No analysis of Keaton’s personality can be discussed without his attitude towards acrobatic gags. He was surely a superior comic in this activity and was daring in executing some of the most spectacular comic tricks of all time. In early days he padded himself and doubled for Fatty Arbuckle, executing falls from trains and so forth. Many thought that he was crazy, especially in Steamboat Bill Jr., with only a 3 inch clearance around him to have a 2 ton house front collapse over him like a giant fly-swatter.
Unfortunately, Keaton’s artistic integrity was not linked with a strong business sense. Chaplin and Lloyd had a combination of these qualities that helped them retain control of their productions and kept the merit of their films on a high level until nearly the end of their careers. Late in the 20’s Keaton’s films began to wane in quality when he lost control of the total creative process.

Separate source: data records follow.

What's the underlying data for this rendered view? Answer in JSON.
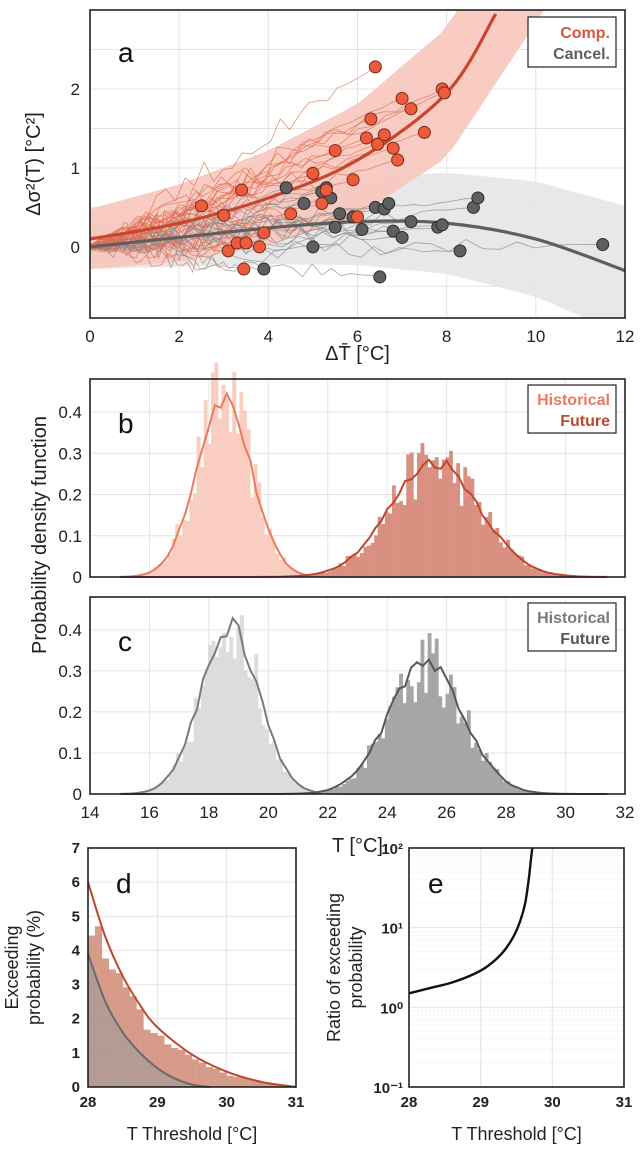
{
  "chart_data": [
    {
      "id": "a",
      "type": "scatter",
      "panel_label": "a",
      "xlabel": "ΔT̄ [°C]",
      "ylabel": "Δσ²(T) [°C²]",
      "xlim": [
        0,
        12
      ],
      "ylim": [
        -0.9,
        3.0
      ],
      "xticks": [
        "0",
        "2",
        "4",
        "6",
        "8",
        "10",
        "12"
      ],
      "yticks": [
        "0",
        "1",
        "2"
      ],
      "grid": true,
      "legend": {
        "position": "top-right",
        "entries": [
          "Comp.",
          "Cancel."
        ]
      },
      "colors": {
        "comp": "#d9553a",
        "comp_band": "#f7c6bb",
        "cancel": "#5f5f5f",
        "cancel_band": "#e6e6e6"
      },
      "series": [
        {
          "name": "Comp.",
          "fit": {
            "x": [
              0,
              2,
              4,
              6,
              8,
              9.1
            ],
            "y": [
              0.1,
              0.3,
              0.62,
              1.1,
              1.95,
              2.95
            ]
          },
          "points": [
            [
              2.5,
              0.52
            ],
            [
              3.0,
              0.4
            ],
            [
              3.1,
              -0.05
            ],
            [
              3.3,
              0.05
            ],
            [
              3.4,
              0.72
            ],
            [
              3.5,
              0.05
            ],
            [
              3.8,
              0.0
            ],
            [
              3.9,
              0.18
            ],
            [
              4.5,
              0.42
            ],
            [
              5.0,
              0.93
            ],
            [
              5.2,
              0.55
            ],
            [
              5.3,
              0.72
            ],
            [
              5.5,
              1.22
            ],
            [
              5.9,
              0.85
            ],
            [
              6.0,
              0.38
            ],
            [
              6.2,
              1.38
            ],
            [
              6.3,
              1.62
            ],
            [
              6.4,
              2.28
            ],
            [
              6.45,
              1.3
            ],
            [
              6.6,
              1.42
            ],
            [
              6.8,
              1.25
            ],
            [
              6.9,
              1.1
            ],
            [
              7.0,
              1.88
            ],
            [
              7.2,
              1.75
            ],
            [
              7.5,
              1.45
            ],
            [
              7.9,
              2.0
            ],
            [
              7.95,
              1.95
            ],
            [
              3.45,
              -0.28
            ]
          ]
        },
        {
          "name": "Cancel.",
          "fit": {
            "x": [
              0,
              2,
              4,
              6,
              8,
              10,
              12
            ],
            "y": [
              0.0,
              0.12,
              0.24,
              0.32,
              0.3,
              0.1,
              -0.3
            ]
          },
          "points": [
            [
              3.9,
              -0.28
            ],
            [
              4.4,
              0.75
            ],
            [
              4.8,
              0.55
            ],
            [
              5.0,
              0.0
            ],
            [
              5.2,
              0.7
            ],
            [
              5.3,
              0.75
            ],
            [
              5.4,
              0.62
            ],
            [
              5.5,
              0.25
            ],
            [
              5.6,
              0.42
            ],
            [
              5.9,
              0.38
            ],
            [
              6.1,
              0.22
            ],
            [
              6.4,
              0.5
            ],
            [
              6.5,
              -0.38
            ],
            [
              6.6,
              0.48
            ],
            [
              6.7,
              0.55
            ],
            [
              6.8,
              0.2
            ],
            [
              7.0,
              0.12
            ],
            [
              7.2,
              0.32
            ],
            [
              7.8,
              0.25
            ],
            [
              7.9,
              0.28
            ],
            [
              8.3,
              -0.05
            ],
            [
              8.6,
              0.5
            ],
            [
              8.7,
              0.62
            ],
            [
              11.5,
              0.03
            ]
          ]
        }
      ]
    },
    {
      "id": "b",
      "type": "bar",
      "panel_label": "b",
      "xlim": [
        14,
        32
      ],
      "ylim": [
        0,
        0.48
      ],
      "yticks": [
        "0",
        "0.1",
        "0.2",
        "0.3",
        "0.4"
      ],
      "legend": {
        "position": "top-right",
        "entries": [
          "Historical",
          "Future"
        ]
      },
      "colors": {
        "hist_bar": "#f9cdbf",
        "hist_line": "#ec7a5f",
        "fut_bar": "#d99080",
        "fut_line": "#c0462f"
      },
      "series": [
        {
          "name": "Historical",
          "mean": 18.5,
          "sd": 0.92,
          "peak": 0.435
        },
        {
          "name": "Future",
          "mean": 25.6,
          "sd": 1.5,
          "peak": 0.28
        }
      ]
    },
    {
      "id": "c",
      "type": "bar",
      "panel_label": "c",
      "xlabel": "T [°C]",
      "xlim": [
        14,
        32
      ],
      "ylim": [
        0,
        0.48
      ],
      "xticks": [
        "14",
        "16",
        "18",
        "20",
        "22",
        "24",
        "26",
        "28",
        "30",
        "32"
      ],
      "yticks": [
        "0",
        "0.1",
        "0.2",
        "0.3",
        "0.4"
      ],
      "legend": {
        "position": "top-right",
        "entries": [
          "Historical",
          "Future"
        ]
      },
      "colors": {
        "hist_bar": "#dcdcdc",
        "hist_line": "#7a7a7a",
        "fut_bar": "#a6a6a6",
        "fut_line": "#575757"
      },
      "series": [
        {
          "name": "Historical",
          "mean": 18.7,
          "sd": 0.97,
          "peak": 0.41
        },
        {
          "name": "Future",
          "mean": 25.3,
          "sd": 1.25,
          "peak": 0.32
        }
      ]
    },
    {
      "id": "d",
      "type": "area",
      "panel_label": "d",
      "xlabel": "T Threshold [°C]",
      "ylabel": [
        "Exceeding",
        "probability (%)"
      ],
      "xlim": [
        28,
        31
      ],
      "ylim": [
        0,
        7
      ],
      "xticks": [
        "28",
        "29",
        "30",
        "31"
      ],
      "yticks": [
        "0",
        "1",
        "2",
        "3",
        "4",
        "5",
        "6",
        "7"
      ],
      "colors": {
        "bar": "#cf8a74",
        "red": "#c0462f",
        "grey": "#6a6a6a",
        "grey_fill": "#a89b97"
      },
      "series": [
        {
          "name": "Comp.",
          "x": [
            28,
            28.25,
            28.5,
            28.75,
            29,
            29.5,
            30,
            30.5,
            31
          ],
          "y": [
            6.0,
            4.4,
            3.25,
            2.4,
            1.75,
            0.95,
            0.45,
            0.15,
            0.0
          ]
        },
        {
          "name": "Cancel.",
          "x": [
            28,
            28.25,
            28.5,
            28.75,
            29,
            29.25,
            29.5,
            29.75
          ],
          "y": [
            3.9,
            2.5,
            1.6,
            1.0,
            0.55,
            0.25,
            0.07,
            0.0
          ]
        }
      ]
    },
    {
      "id": "e",
      "type": "line",
      "panel_label": "e",
      "xlabel": "T Threshold [°C]",
      "ylabel": [
        "Ratio of exceeding",
        "probability"
      ],
      "xlim": [
        28,
        31
      ],
      "ylim": [
        0.1,
        100
      ],
      "yscale": "log",
      "xticks": [
        "28",
        "29",
        "30",
        "31"
      ],
      "yticks": [
        "10⁻¹",
        "10⁰",
        "10¹",
        "10²"
      ],
      "series": [
        {
          "name": "ratio",
          "x": [
            28,
            28.3,
            28.6,
            28.9,
            29.1,
            29.3,
            29.45,
            29.55,
            29.62,
            29.67,
            29.7,
            29.72
          ],
          "y": [
            1.5,
            1.75,
            2.05,
            2.6,
            3.3,
            4.8,
            7.5,
            12,
            20,
            40,
            70,
            100
          ]
        }
      ]
    }
  ]
}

In the late 20’s Keaton gave up his production company and moved to M.G.M. in what he eventually considered to be the worst mistake of his career. He made his first feature for them called The Cameraman. The films he started to do did well but Keaton wanted to develop his own material. The studio felt that the material he wanted to develop was dated and that slapstick was undignified and unsuited to the modern sound picture. Irving Thalberg had bought a story for Buster and had assigned comedienne Charlotte Greenwood as leading lady. It was the 1917 Broadway hit Parlor, Bedroom and Bath. Buster took it well but with reservations. He told the studio that it was not his type of picture but put his all into it. A lot of critics, American and foreign alike, questioned M.G.M.’s judgement. Most of the film was made on location in Keaton’s Beverly Hills home where he also did the foreign versions of the same picture (a German version called Casanova wieder Willen and a French version Buster so marie). Some of the shots of his fine place add something that the picture would have lacked if it had been shot on a studio sound-stage. Keaton wanted authentic locales, costumes and props in the execution of his stories.
Both Lloyd and Keaton had great admiration for each other. Keaton once said of Lloyd that he found him a great picture man, “an experimenter”. Lloyd had also admired Keaton’s ability to spin an excellent comic tale. Both were most anxious to create the best stories for their characters. The story always took priority, with the actor next.